— И подозрительный тип побеждает.
— Точно. Наши парни не кровожадные убийцы, но, надо полагать, и не мальчики из хора. И все же огребают по полной. Судя по их свидетельским показаниям, противник использует парализующее оружие, напоминающее дубинку, он хорошо принимает и возвращает удары. Но главное не это. Где происходит это побоище? — Остановившись на красный сигнал светофора, Магрелла поворачивается к своему коллеге.
— Позади спортзала, где обычно тренируется Фодиль.
— Спортзала, являющегося последним местом, где его видят в добром здравии в период времени, предшествующий стычке с тремя нашими образцовыми гражданами.
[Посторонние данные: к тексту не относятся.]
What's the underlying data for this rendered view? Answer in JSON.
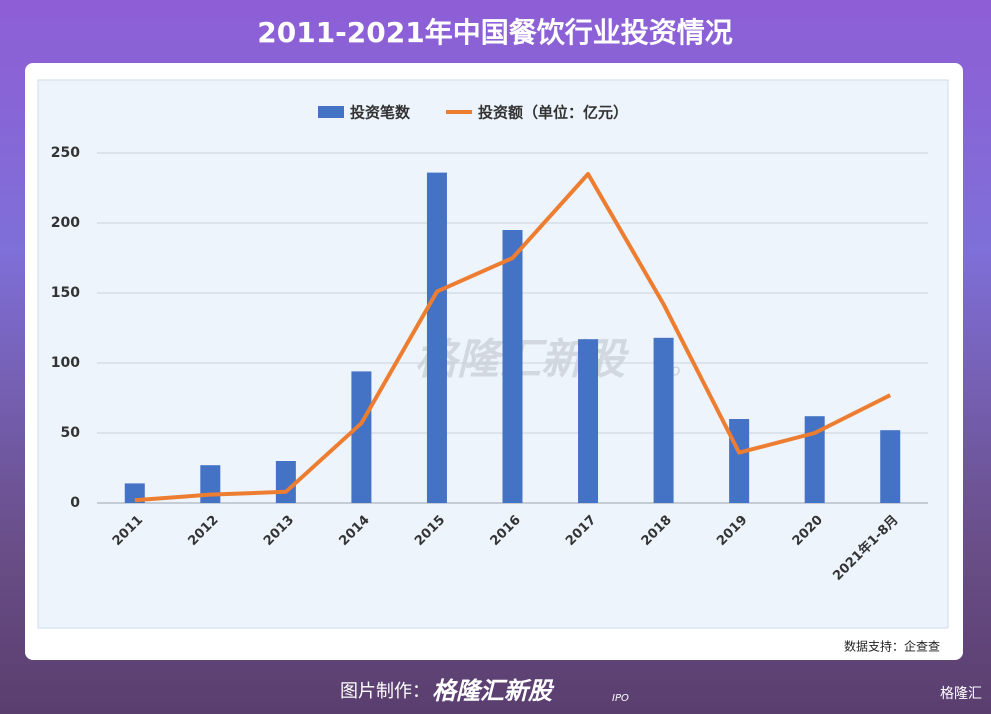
{
  "chart_data": {
    "type": "bar_line",
    "title": "2011-2021年中国餐饮行业投资情况",
    "categories": [
      "2011",
      "2012",
      "2013",
      "2014",
      "2015",
      "2016",
      "2017",
      "2018",
      "2019",
      "2020",
      "2021年1-8月"
    ],
    "series": [
      {
        "name": "投资笔数",
        "type": "bar",
        "color": "#4472c4",
        "values": [
          14,
          27,
          30,
          94,
          236,
          195,
          117,
          118,
          60,
          62,
          52
        ]
      },
      {
        "name": "投资额（单位：亿元）",
        "type": "line",
        "color": "#ed7d31",
        "values": [
          2,
          6,
          8,
          57,
          151,
          175,
          235,
          142,
          36,
          50,
          77
        ]
      }
    ],
    "ylim": [
      0,
      250
    ],
    "yticks": [
      0,
      50,
      100,
      150,
      200,
      250
    ],
    "grid": true,
    "source": "数据支持：企查查"
  },
  "watermark": "格隆汇新股",
  "watermark_tag": "IPO",
  "footer": {
    "label": "图片制作：",
    "brand": "格隆汇新股",
    "tag": "IPO",
    "corner_logo": "格隆汇"
  }
}
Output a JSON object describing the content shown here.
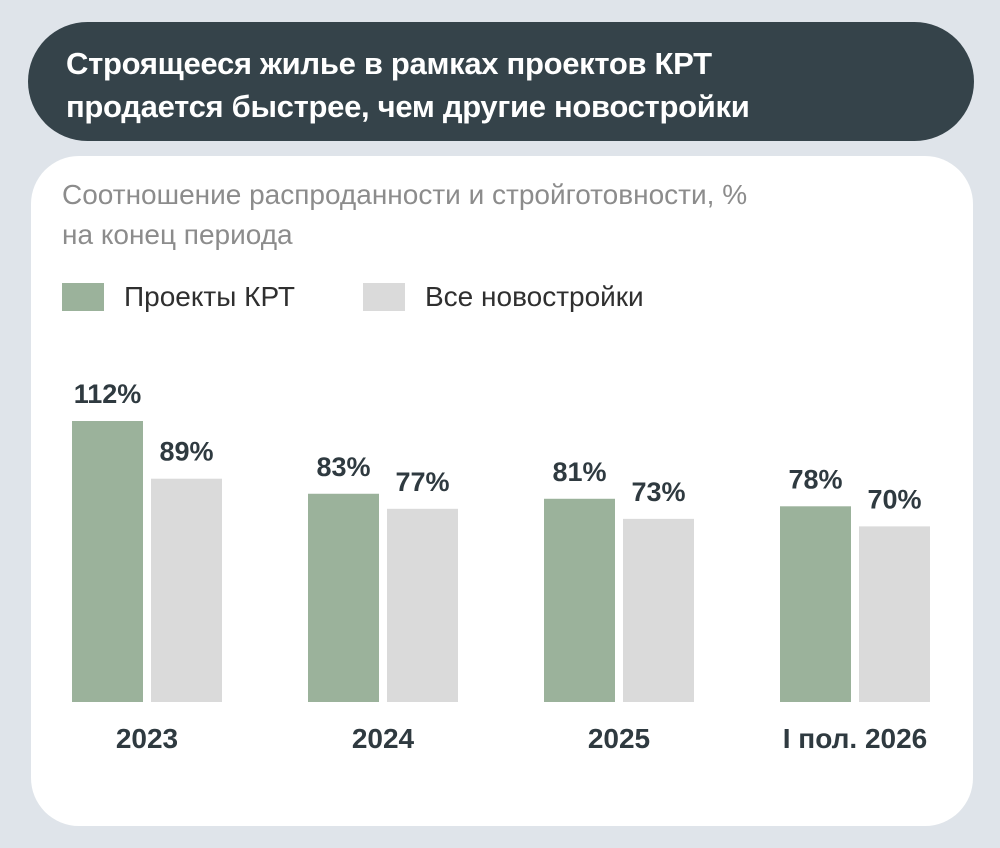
{
  "header": {
    "title_line1": "Строящееся жилье в рамках проектов КРТ",
    "title_line2": "продается быстрее, чем другие новостройки"
  },
  "chart_data": {
    "type": "bar",
    "title": "Соотношение распроданности и стройготовности, %",
    "subtitle": "на конец периода",
    "categories": [
      "2023",
      "2024",
      "2025",
      "I пол. 2026"
    ],
    "series": [
      {
        "name": "Проекты КРТ",
        "values": [
          112,
          83,
          81,
          78
        ],
        "labels": [
          "112%",
          "83%",
          "81%",
          "78%"
        ],
        "color": "#9bb29b"
      },
      {
        "name": "Все новостройки",
        "values": [
          89,
          77,
          73,
          70
        ],
        "labels": [
          "89%",
          "77%",
          "73%",
          "70%"
        ],
        "color": "#dadada"
      }
    ],
    "ylim": [
      0,
      112
    ],
    "grid": false,
    "legend": "top-left"
  }
}
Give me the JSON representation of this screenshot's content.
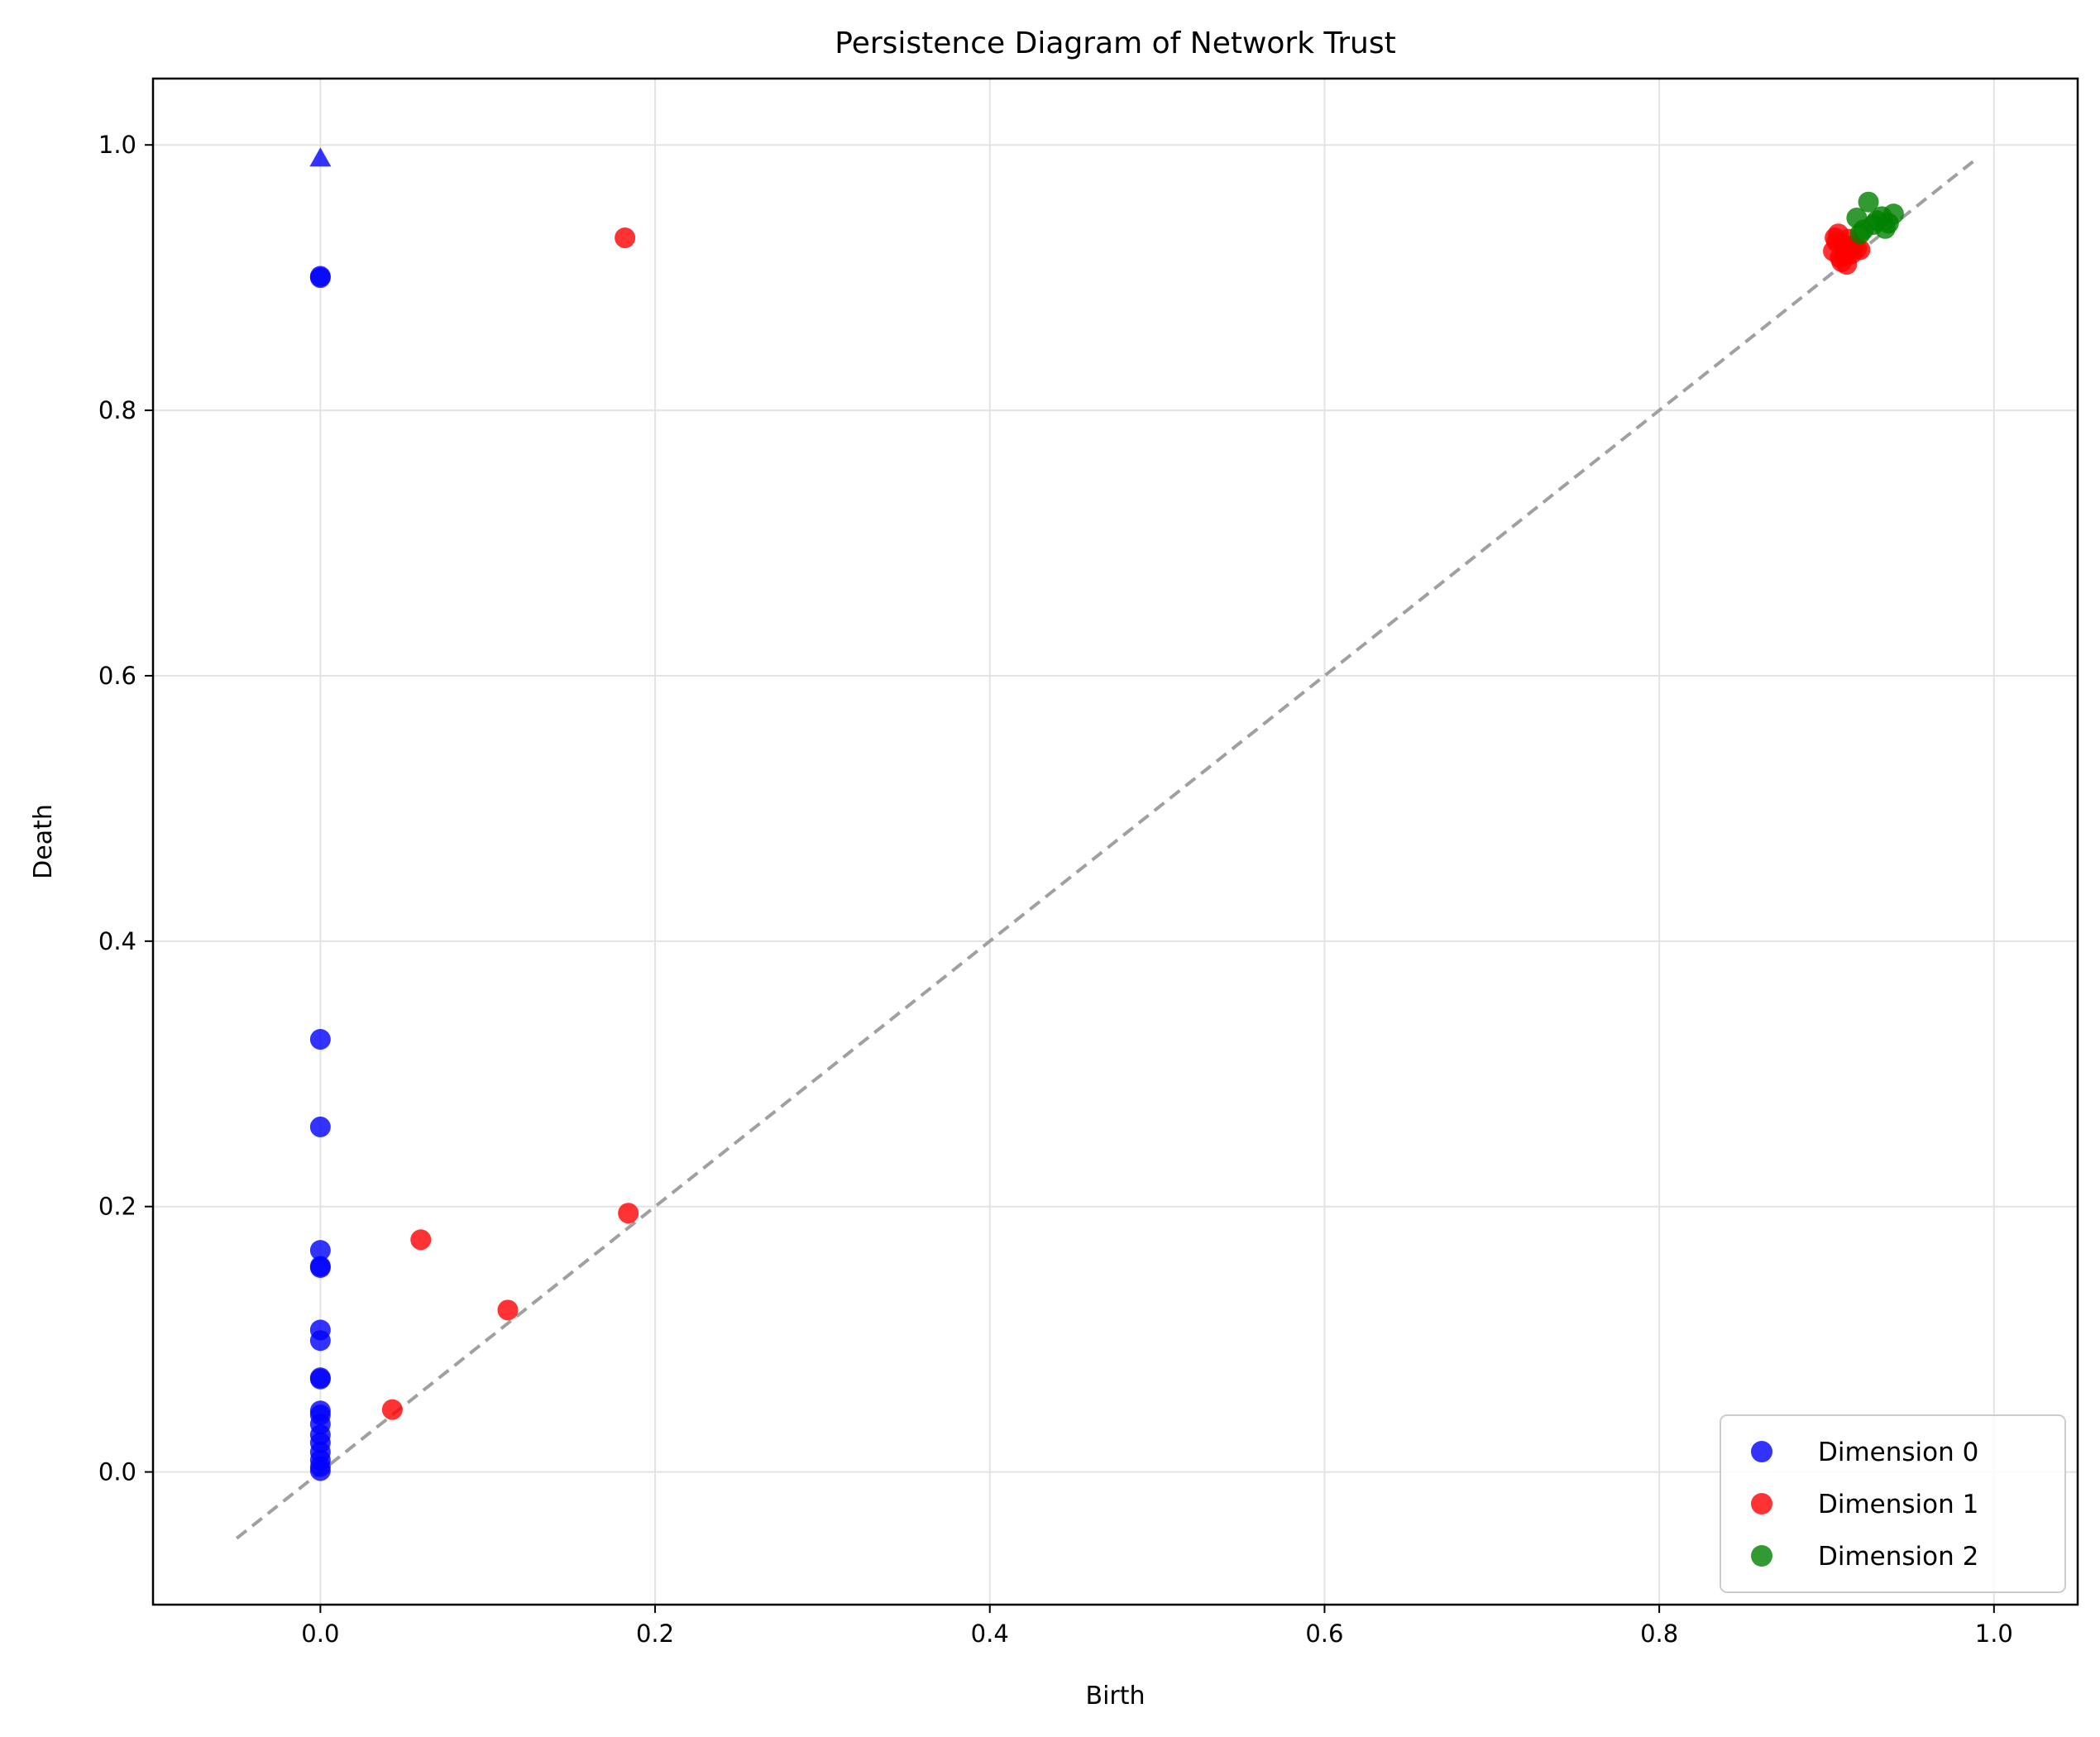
{
  "chart_data": {
    "type": "scatter",
    "title": "Persistence Diagram of Network Trust",
    "xlabel": "Birth",
    "ylabel": "Death",
    "xlim": [
      -0.1,
      1.05
    ],
    "ylim": [
      -0.1,
      1.05
    ],
    "xticks": [
      "0.0",
      "0.2",
      "0.4",
      "0.6",
      "0.8",
      "1.0"
    ],
    "yticks": [
      "0.0",
      "0.2",
      "0.4",
      "0.6",
      "0.8",
      "1.0"
    ],
    "grid": true,
    "legend_position": "lower-right",
    "diagonal": {
      "from": -0.05,
      "to": 0.99,
      "style": "dashed",
      "color": "#a0a0a0"
    },
    "series": [
      {
        "name": "Dimension 0",
        "color": "#0000ff",
        "x": [
          0,
          0,
          0,
          0,
          0,
          0,
          0,
          0,
          0,
          0,
          0,
          0,
          0,
          0,
          0,
          0,
          0,
          0,
          0,
          0
        ],
        "y": [
          0.9,
          0.901,
          0.326,
          0.26,
          0.167,
          0.155,
          0.154,
          0.107,
          0.099,
          0.07,
          0.071,
          0.046,
          0.043,
          0.036,
          0.028,
          0.022,
          0.015,
          0.009,
          0.004,
          0.001
        ],
        "infinite_points": [
          {
            "x": 0,
            "y": 0.99
          }
        ]
      },
      {
        "name": "Dimension 1",
        "color": "#ff0000",
        "x": [
          0.182,
          0.184,
          0.06,
          0.112,
          0.043,
          0.905,
          0.907,
          0.91,
          0.904,
          0.908,
          0.912,
          0.915,
          0.918,
          0.906,
          0.909,
          0.913,
          0.916,
          0.92,
          0.911
        ],
        "y": [
          0.93,
          0.195,
          0.175,
          0.122,
          0.047,
          0.93,
          0.933,
          0.925,
          0.92,
          0.915,
          0.91,
          0.918,
          0.922,
          0.927,
          0.912,
          0.929,
          0.924,
          0.921,
          0.917
        ]
      },
      {
        "name": "Dimension 2",
        "color": "#008000",
        "x": [
          0.925,
          0.918,
          0.94,
          0.935,
          0.93,
          0.92,
          0.928,
          0.933,
          0.937,
          0.922
        ],
        "y": [
          0.957,
          0.945,
          0.948,
          0.937,
          0.943,
          0.933,
          0.94,
          0.946,
          0.941,
          0.936
        ]
      }
    ]
  }
}
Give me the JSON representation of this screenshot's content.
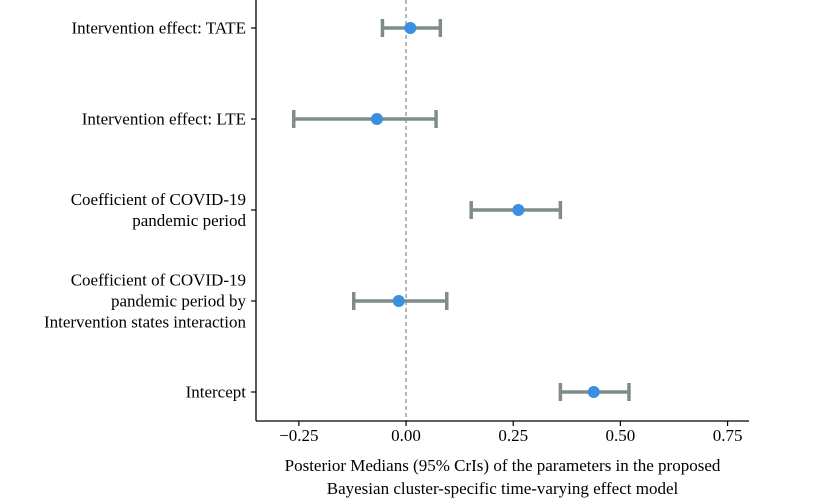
{
  "chart_data": {
    "type": "forest",
    "title": "",
    "xlabel": [
      "Posterior Medians (95% CrIs) of the parameters in the proposed",
      "Bayesian cluster-specific time-varying effect model"
    ],
    "ylabel": "",
    "xlim": [
      -0.35,
      0.8
    ],
    "xticks": [
      -0.25,
      0.0,
      0.25,
      0.5,
      0.75
    ],
    "xtick_labels": [
      "−0.25",
      "0.00",
      "0.25",
      "0.50",
      "0.75"
    ],
    "reference_line": 0,
    "grid": false,
    "colors": {
      "point": "#3b8ee0",
      "interval": "#7f8c8a",
      "reference": "#888888",
      "axis": "#000000"
    },
    "rows": [
      {
        "label": [
          "Intervention effect: TATE"
        ],
        "median": 0.01,
        "lower": -0.055,
        "upper": 0.08
      },
      {
        "label": [
          "Intervention effect: LTE"
        ],
        "median": -0.068,
        "lower": -0.262,
        "upper": 0.07
      },
      {
        "label": [
          "Coefficient of COVID-19",
          "pandemic period"
        ],
        "median": 0.262,
        "lower": 0.152,
        "upper": 0.36
      },
      {
        "label": [
          "Coefficient of  COVID-19",
          "pandemic period by",
          "Intervention states interaction"
        ],
        "median": -0.017,
        "lower": -0.122,
        "upper": 0.095
      },
      {
        "label": [
          "Intercept"
        ],
        "median": 0.438,
        "lower": 0.36,
        "upper": 0.52
      }
    ]
  }
}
Даже если они не способны узнать Мустафу, логично предположить, что именно его у них на глазах погружали в автомобиль. Прежде чем расправиться с ними, супербомж успел нейтрализовать известного всему кварталу преподавателя карате.
— Так что мы имеем дело с человеком, во-первых, — Понсо поднял большой палец, — решительным; во враждебном окружении он действует быстро, не теряя самообладания. Во-вторых, — он поднял указательный палец, — действующим по плану. Он приехал на грузовом автомобиле, он вооружен и проник в здание через запертый служебный вход. По крайней мере теоретически.
— И в-третьих, он натренирован на бой.
— Согласен. Теперь, если мы исходим из принципа, что все три наши жертвы при жизни были связаны, нельзя ли также предположить, что между их смертями тоже есть связь?
— И что тень нашего мнимого бомжа витает над всем, что имеет отношение к умышленным убийствам, так?
— Именно так, Тьери.
— Кто бы мог подумать. — Они миновали Лувр. Оказавшись на другой стороне, Магрелла свернул налево на набережную, по направлению к Пон-Нёф. — До нового распоряжения смерть Хаммуда по- прежнему считается случайной.
— Ты запросил результаты повторной судебно-медицинской экспертизы, о которой говорил мне?
— Да, месье.
— Ну?..
— Эксперт обнаружил два ряда очень незначительных следов, которые можно было бы характеризовать как электрические ожоги, сходные с теми, что были замечены на телах Фодиля и Сесийона. Об этом свидетельствует разнесение точек нарушения ткани, видимо соответствующее расположению электродов. А главное, он нашел в волосах ливанца следы наркотиков. В отросших.
— Экстази?
— Экстази.
— А у Фодиля?
— Тоже, но на этот раз в крови и моче, как и у Сесийона.
— Организм еще не успел вывести вещество. Эти двое подверглись воздействию наркотика незадолго до смерти.
Магрелла кивнул:
— Доктор тоже так думает. Однако мы по-прежнему не знаем, отчего умер Хаммуд. Лично я не понимаю, зачем бы «решительный, действующий по плану и натренированный» мужик, — он особенно выделил эти слова, — стал рисковать и бросать свою жертву в воду живой, в надежде, что она утонет.
— Я тоже. Здесь что-то другое.
— А Сесийон? Найдется с дюжину клошаров, которые признаются, что били его.
— И разумеется, они это делали. Но парень не сам там оказался.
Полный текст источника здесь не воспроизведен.